In Leave’s defence, their campaign was necessarily nebulous. What Brexit would actually look like – hard/soft/Norway/Switzerland/Canada/WTO rules – was anyone’s guess. Beyond vaguely recognizing that ‘people’ were tired of ‘interference from Brussels’ and literally suggesting that anything might be better, there was not an awful lot in Leave’s campaign to hang your hat on.

For that reason, the Leave campaign slogans are not rational propositions, but emotional appeals. ‘Emotion into Action’ or the emotional model is alternative method for the creation of brand communication that emerged during the 1980s. Based on findings in the fields of cognitive psychology and behavioural economics, it is the method by which modern corporate brands communicate. The key difference between the two models is the starting point. The development of rational appeals begins with an interrogation of the product, but emotional appeals focus on the consumer.

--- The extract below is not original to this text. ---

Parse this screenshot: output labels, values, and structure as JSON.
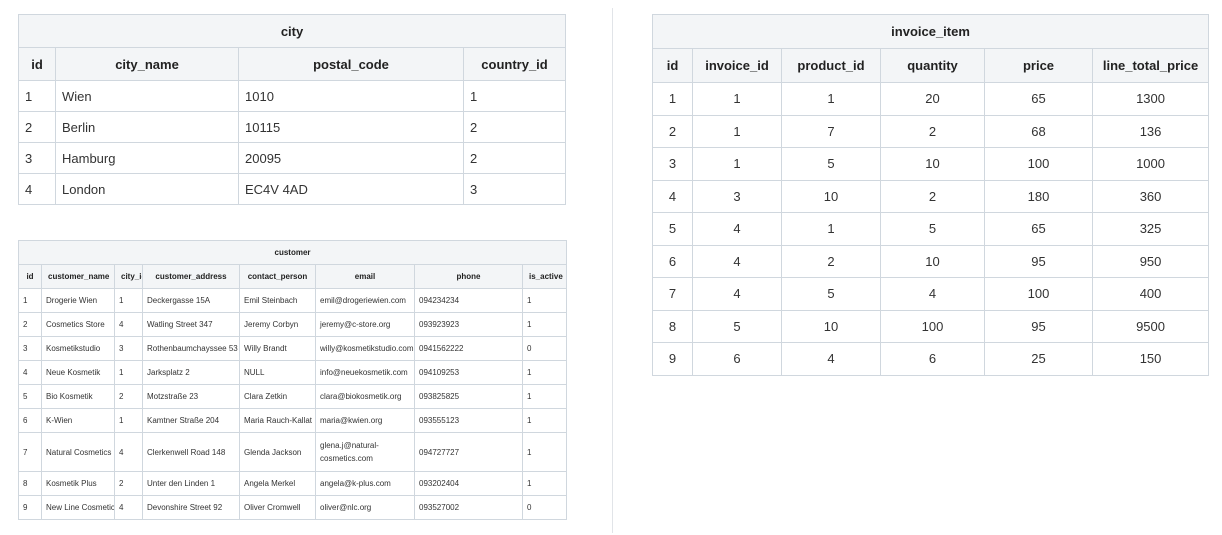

Emotional appeals have proven to be hugely more compelling than their rational counterparts. A rational appeal is enough to persuade us to by a soap powder because it washes whiter, but an emotional appeal is what persuades us to buy Nike because it is Nike.

And when an emotional appeal comes up against a rational appeal something interesting happens: the emotional appeal comes out on top, almost every time. In fact, they are so compelling, they can even override sensory information. By rational argument I may be able to successfully convince you that my trainers, car and phone offer you the best value for money, but you will still buy the Nike, the Audi, and the Apple.

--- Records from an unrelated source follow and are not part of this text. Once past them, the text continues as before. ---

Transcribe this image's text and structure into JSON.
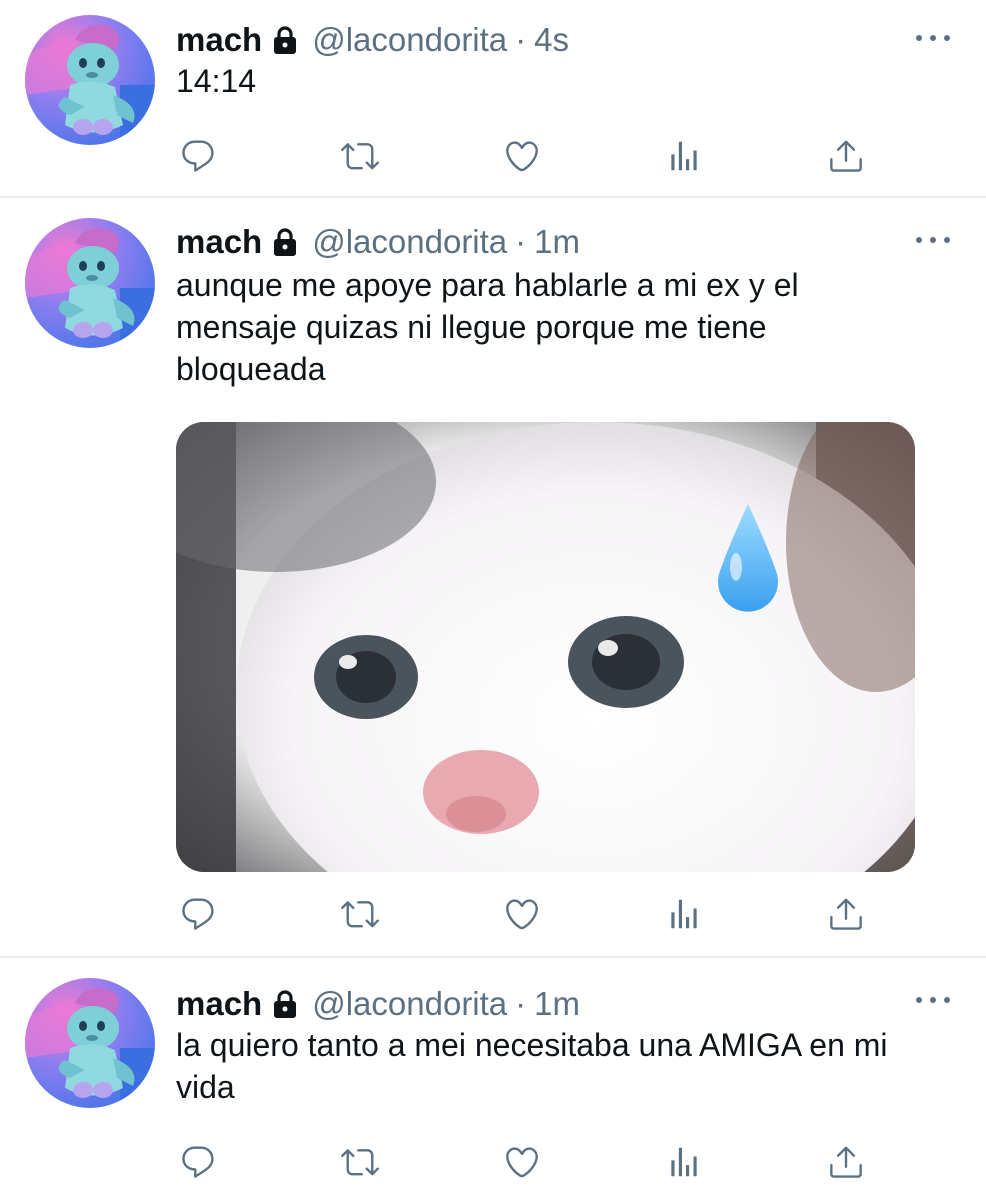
{
  "tweets": [
    {
      "name": "mach",
      "handle": "@lacondorita",
      "separator": "·",
      "time": "4s",
      "text": "14:14"
    },
    {
      "name": "mach",
      "handle": "@lacondorita",
      "separator": "·",
      "time": "1m",
      "text": "aunque me apoye para hablarle a mi ex y el mensaje quizas ni llegue porque me tiene bloqueada"
    },
    {
      "name": "mach",
      "handle": "@lacondorita",
      "separator": "·",
      "time": "1m",
      "text": "la quiero tanto a mei necesitaba una AMIGA en mi vida"
    }
  ],
  "colors": {
    "text_primary": "#0f1419",
    "text_secondary": "#5b7083",
    "icon": "#5b7083",
    "divider": "#e6ecf0"
  },
  "icons": [
    "lock-icon",
    "more-icon",
    "reply-icon",
    "retweet-icon",
    "like-icon",
    "analytics-icon",
    "share-icon",
    "sweat-drop-emoji"
  ]
}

As Remain found to its cost, it is very difficult to reason people out of a position they have not reasoned themselves into. In such circumstances, rational arguments are about as effective as trying to stop a runaway bus by hurling ping-pong balls at it.

Leave succeeded because their campaigns invited voters to project their own meaning onto nebulous slogans. What does We Want Our Country Back actually mean? Well it means whatever people wanted it to mean: ask 100 different Leave voters and you’ll get 100 bespoke answers, each one nuanced towards the hopes, opinions, desire’s and prejudices of the individual. One might just as well ask what is the meaning of Nike’s Just do it or Apple’s Think Differently. The objective was to influence what people felt about Brexit not what they thought about it. Vorsprung Durch Technik?